Nel 1964 comparve per la prima volta sul giornale inglese
Time il termine “Op Art”, abbreviazione -ammiccante alla pop art- dell’aggettivo
Optical. Con quest’etichetta si indicavano quei fenomeni artistici, affini all’arte cinetica e programmata, nei quali l’opera giocava con l’occhio dello spettatore, proponendogli illusioni percettive e inganni sensoriali insiti nelle forme stesse del lavoro.
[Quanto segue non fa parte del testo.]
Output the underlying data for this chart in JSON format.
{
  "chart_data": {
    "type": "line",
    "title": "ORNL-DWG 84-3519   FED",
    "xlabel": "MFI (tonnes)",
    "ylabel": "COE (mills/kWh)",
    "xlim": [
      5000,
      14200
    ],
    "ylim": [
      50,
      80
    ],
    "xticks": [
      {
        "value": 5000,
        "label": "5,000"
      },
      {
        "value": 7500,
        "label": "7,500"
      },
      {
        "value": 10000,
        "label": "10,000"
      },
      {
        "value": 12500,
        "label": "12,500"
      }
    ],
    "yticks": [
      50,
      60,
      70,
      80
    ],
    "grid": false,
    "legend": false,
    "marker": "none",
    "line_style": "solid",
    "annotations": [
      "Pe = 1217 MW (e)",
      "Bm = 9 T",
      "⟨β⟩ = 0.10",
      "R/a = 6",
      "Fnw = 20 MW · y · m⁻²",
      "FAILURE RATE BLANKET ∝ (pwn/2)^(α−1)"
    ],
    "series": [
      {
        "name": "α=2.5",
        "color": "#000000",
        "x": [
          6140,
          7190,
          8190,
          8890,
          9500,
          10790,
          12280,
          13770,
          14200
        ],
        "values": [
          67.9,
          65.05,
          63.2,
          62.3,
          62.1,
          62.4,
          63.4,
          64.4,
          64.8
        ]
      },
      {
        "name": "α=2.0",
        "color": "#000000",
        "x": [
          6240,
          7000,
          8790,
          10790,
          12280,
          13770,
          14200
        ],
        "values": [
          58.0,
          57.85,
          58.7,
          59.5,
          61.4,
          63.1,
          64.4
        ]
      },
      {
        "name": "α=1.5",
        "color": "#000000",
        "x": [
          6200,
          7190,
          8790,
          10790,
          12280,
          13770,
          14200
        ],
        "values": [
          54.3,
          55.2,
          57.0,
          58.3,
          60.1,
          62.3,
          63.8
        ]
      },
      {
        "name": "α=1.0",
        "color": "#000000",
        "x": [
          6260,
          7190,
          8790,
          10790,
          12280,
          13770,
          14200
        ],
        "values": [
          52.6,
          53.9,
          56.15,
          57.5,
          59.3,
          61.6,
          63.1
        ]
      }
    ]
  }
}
Julian Hoeber (Philadelphia, 1974; vive a Los Angeles), giovane artista statunitense alla prima personale italiana, ha studiato la lezione. Non soltanto quella relativamente recente dei giochi optical anni ‘60, così londinesi e chic. Ma anche la storia che stava alle spalle di quelle esperienze, a partire dalle ricerche del XIX e XX secolo sugli effetti delle strutture cromatiche e geometriche sulla retina oculare. Tutti quegli studi ed esperimenti condotti su basi scientifiche, che miravano a creare l’illusione del movimento e del colore nell’occhio dell’osservatore, pur non essendo questi effettivamente presenti sulla tela. L’artista di stanza in California vi aggiunge però una carica di contemporaneità assolutamente personale, che mescola rimandi erotici, pop e cinematografici in un complesso eclettico e affascinante.
Presente in mostra, innanzitutto, una serie di disegni su carta di ampio formato, che rientrano pienamente nella tradizione optical. Sia per l’uso discreto del
trompe l’oeil (il nastro adesivo rigorosamente finto sembra tenere attaccate immagini fotografiche su un ideale sfondo bianco), sia nelle forme geometriche a spirale e onde bicolori tipiche degli inganni percettivi del “genere”. Basta osservare il lavoro dalla giusta distanza e abituare l’occhio: si vedrà emergere dalla carta la scritta
Feed me Pretty, un’allusione erotica sostenuta dalle forme circolari, vagamente simili a seni, che compaiono in primo piano. Medesimo procedimento per un lavoro su fondo scuro, in cui un reticolo di linee perpendicolari crea punti circolari che sembrano apparire e scomparire. Lo spettatore deve solo accettare il gioco, lasciarsi coinvolgere e sospendere il giudizio. Nella seconda sala, il richiamo alla tradizione optical si unisce all’eco del Minimalismo. Innanzitutto nella serie di piccoli disegni
Minimally Erotics, in cui giochi di linee geometriche in rigoroso bianco e nero celano forme di organi sessuali e simili. Quindi, un omaggio esplicito alle sculture di
Sol LeWitt, con un piccolo lavoro in legno, sul quale -da qualsiasi parte lo si osservi- sarà sempre leggibile la scritta
Impossibile oppure
Gorgeous.
La mostra si conclude con un video, liberamente ispirato al lavoro analogo di
Andy Warhol del ‘63,
Kiss. Protagonista indiscusso, il bacio. L’artista ha invitato una serie di coppie, senza alcuna distinzione di sesso, a interpretare un bacio appassionato davanti alla telecamera. Anche in questo caso, non si abbandona il tema della finzione ottica: i baci sono dichiaratamente e volutamente “finti”, sono cast esplicitamente diretti da un regista che non fa nulla per nascondere la propria presenza (se ne avverte spesso la voce fuori campo, così come le mani che intervengono a posizionare gli attori, o il microfono appeso a registrare le voci). Anche con questo lavoro, Hoeber intende farci riflettere sulla sospensione dell’incredulità, sull’illusione che solo la vita può creare. E l’arte ne è perfettamente artefice.